"Şeytana itaatten çok sakın!.."

18/04/2019 Perşembe Köşe yazarı V.T

"Namazı ta’dili erkana uyarak, huşû içerisinde, kulluğun ve acziyetinin idrâkinde olarak kıl!"

 

Zâhirî hazretleri meşhûr fıkıh âlimlerindendir. İsmi, Muhammed bin Dâvûd İsfehânî’dir. Ailesi, İsfehânlıdır. Kendisi, 255 (m. 869) yılında Bağdâd’da doğdu. Orada fetvâ verirdi. 297 (m. 910)’da vefât etti. Namazı ta’dili erkan ile kılmak hakkında şunları anlattı:

Namazı ta’dili erkana uyarak, huşû içerisinde, kulluğun ve acziyetinin idrâkinde olarak kıl. Allahü ekber diye tekbîr alınca, kalbinin dilini yalanlamaması lazımdır. Allahü teâlâ senin yalancı olduğunu bilir. Nitekim Allahü teâlâ, münâfıkların içlerinden tasdik etmedikleri hâlde dilleriyle “Muhammed (sallallahü aleyhi ve sellem) Allahın Resûlüdür” sözlerinin de yalan olduğunu bilmektedir. Eğer hevân, (arzu ve isteklerin) sana Allahü teâlânın emrinden daha galip ise, sen hevana, Allahü teâlâdan daha çok itaat ediyorsun demektir.

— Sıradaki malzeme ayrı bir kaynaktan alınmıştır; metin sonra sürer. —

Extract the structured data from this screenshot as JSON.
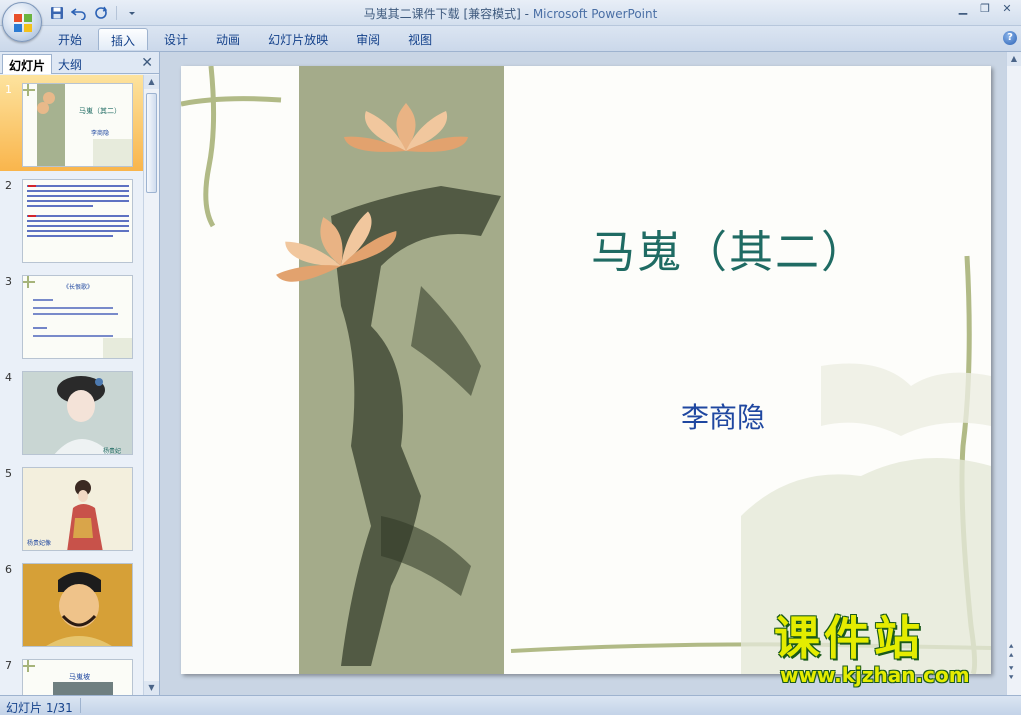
{
  "window": {
    "title": "马嵬其二课件下载 [兼容模式] - ",
    "app_name": "Microsoft PowerPoint"
  },
  "ribbon": {
    "tabs": [
      "开始",
      "插入",
      "设计",
      "动画",
      "幻灯片放映",
      "审阅",
      "视图"
    ],
    "active_tab": "插入"
  },
  "left_pane": {
    "tabs": [
      "幻灯片",
      "大纲"
    ],
    "active_tab": "幻灯片",
    "thumbnails": [
      {
        "number": "1",
        "title": "马嵬（其二）",
        "sub": "李商隐",
        "selected": true
      },
      {
        "number": "2"
      },
      {
        "number": "3",
        "title": "《长恨歌》"
      },
      {
        "number": "4",
        "caption": "杨贵妃"
      },
      {
        "number": "5",
        "caption": "杨贵妃像"
      },
      {
        "number": "6"
      },
      {
        "number": "7",
        "title": "马嵬坡"
      }
    ]
  },
  "slide": {
    "title": "马嵬（其二）",
    "author": "李商隐"
  },
  "watermark": {
    "text": "课件站",
    "url": "www.kjzhan.com"
  },
  "status": {
    "slide_indicator": "幻灯片 1/31"
  },
  "colors": {
    "title_color": "#1f6b63",
    "author_color": "#1f47a0",
    "selected_thumb": "#f9b54c",
    "watermark": "#e4ec00"
  }
}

E’ûzü’yü okuyunca, şeytanın senin düşmanın olduğunu, senin, Allahü teâlâya yalvarıp yakarmanı, Allahü teâlâya secde etmeni, hasedinden dolayı kalbini Allahü teâlâdan çevirmek için fırsat kolladığını, kibrinden dolayı Âdem’e (aleyhisselam) secde etmemesi yüzünden lanete uğradığını bil. Şeytana itaat etmekten çok sakın. Çünkü şeytana itaat büyük günahtır.

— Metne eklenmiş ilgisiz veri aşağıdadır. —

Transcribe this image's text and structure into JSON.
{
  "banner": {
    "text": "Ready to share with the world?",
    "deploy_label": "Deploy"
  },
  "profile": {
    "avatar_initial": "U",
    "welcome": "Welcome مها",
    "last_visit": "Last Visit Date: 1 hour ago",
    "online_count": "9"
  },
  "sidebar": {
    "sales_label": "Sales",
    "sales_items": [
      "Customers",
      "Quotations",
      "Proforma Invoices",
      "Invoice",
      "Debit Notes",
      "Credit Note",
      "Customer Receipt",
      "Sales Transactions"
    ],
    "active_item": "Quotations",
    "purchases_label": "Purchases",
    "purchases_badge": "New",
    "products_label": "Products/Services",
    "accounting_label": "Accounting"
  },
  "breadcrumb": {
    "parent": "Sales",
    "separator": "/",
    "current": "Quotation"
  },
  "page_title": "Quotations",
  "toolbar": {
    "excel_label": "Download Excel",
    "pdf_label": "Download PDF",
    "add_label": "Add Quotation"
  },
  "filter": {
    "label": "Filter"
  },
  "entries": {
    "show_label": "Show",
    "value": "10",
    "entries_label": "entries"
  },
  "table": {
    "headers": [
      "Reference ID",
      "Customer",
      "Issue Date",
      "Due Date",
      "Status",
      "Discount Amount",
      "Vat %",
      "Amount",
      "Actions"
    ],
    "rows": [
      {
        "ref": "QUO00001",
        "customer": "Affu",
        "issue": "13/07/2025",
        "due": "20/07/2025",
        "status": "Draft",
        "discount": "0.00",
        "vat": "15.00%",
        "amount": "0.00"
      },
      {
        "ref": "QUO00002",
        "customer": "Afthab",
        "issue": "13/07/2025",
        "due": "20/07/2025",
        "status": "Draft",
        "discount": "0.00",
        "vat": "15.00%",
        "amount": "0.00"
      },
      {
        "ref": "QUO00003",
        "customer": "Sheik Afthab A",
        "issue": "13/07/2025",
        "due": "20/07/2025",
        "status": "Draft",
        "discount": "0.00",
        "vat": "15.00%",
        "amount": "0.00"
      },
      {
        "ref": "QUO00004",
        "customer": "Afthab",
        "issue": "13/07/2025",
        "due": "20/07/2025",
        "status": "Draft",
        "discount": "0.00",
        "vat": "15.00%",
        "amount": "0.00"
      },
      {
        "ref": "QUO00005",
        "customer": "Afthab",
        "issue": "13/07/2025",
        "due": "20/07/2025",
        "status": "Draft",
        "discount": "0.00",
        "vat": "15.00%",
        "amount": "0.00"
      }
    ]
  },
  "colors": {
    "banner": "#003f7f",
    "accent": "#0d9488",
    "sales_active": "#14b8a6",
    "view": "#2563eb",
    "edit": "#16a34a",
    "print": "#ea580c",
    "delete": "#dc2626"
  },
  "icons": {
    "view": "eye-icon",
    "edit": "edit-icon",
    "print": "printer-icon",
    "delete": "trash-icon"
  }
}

Kırâatleri (Fâtiha ve zamm-ı sûreyi) okuyunca, okuduklarının manasını bil. Allahü teâlânın o okuduklarında sana olan emrini ve yasaklarını bil. Rükû yaptığın zaman, Rabbinin azamet ve kibriyâsını çok yüce, kendi nefsini ise hor ve hakîr olarak gör. Allahü teâlâ her büyükten daha büyüktür. Bu manayı kalbine ve diline yerleştirmek için, Rabbini tesbihi tekrarla. (Yani “Sübhâne Rabbiyel-azîm” de!) Secde ettiğin zaman, en şerefli âzân olan yüzünü, ayak altında çiğnenen toprak üzerine koy. Çünkü, sen topraktan yaratıldın ve yine oraya döneceksin. Bu anda Allahü teâlânın büyüklüğünü hatırlayarak, “Sübhâne Rabbiyel-a’lâ” de ve bunu tekrar ile bu inancını kuvvetlendir.

Teşehhüdde otururken, Allahü teâlânın huzûrunda olduğunu düşünerek edepli bir şekilde otur ve “Ettehiyyâtü” duâsını, manasını bilerek oku. Selâm verdiğin zaman, hazırda bulunanlara ve meleklere selâm vermeyi ve namazın sona erdiğini niyet etmelisin.

Allahü teâlânın fadlı ve keremi ile bu ibadeti yapmaya muvaffak olduğunu bilerek O’na şükretmeyi ve bu namazı, son namazın olduğunu ve belki gelecek namaz vaktine kavuşamayacağını hatırlayarak, gizli ve aşikâr kusurlarından dolayı Allahü teâlâdan kork ve hayâ et!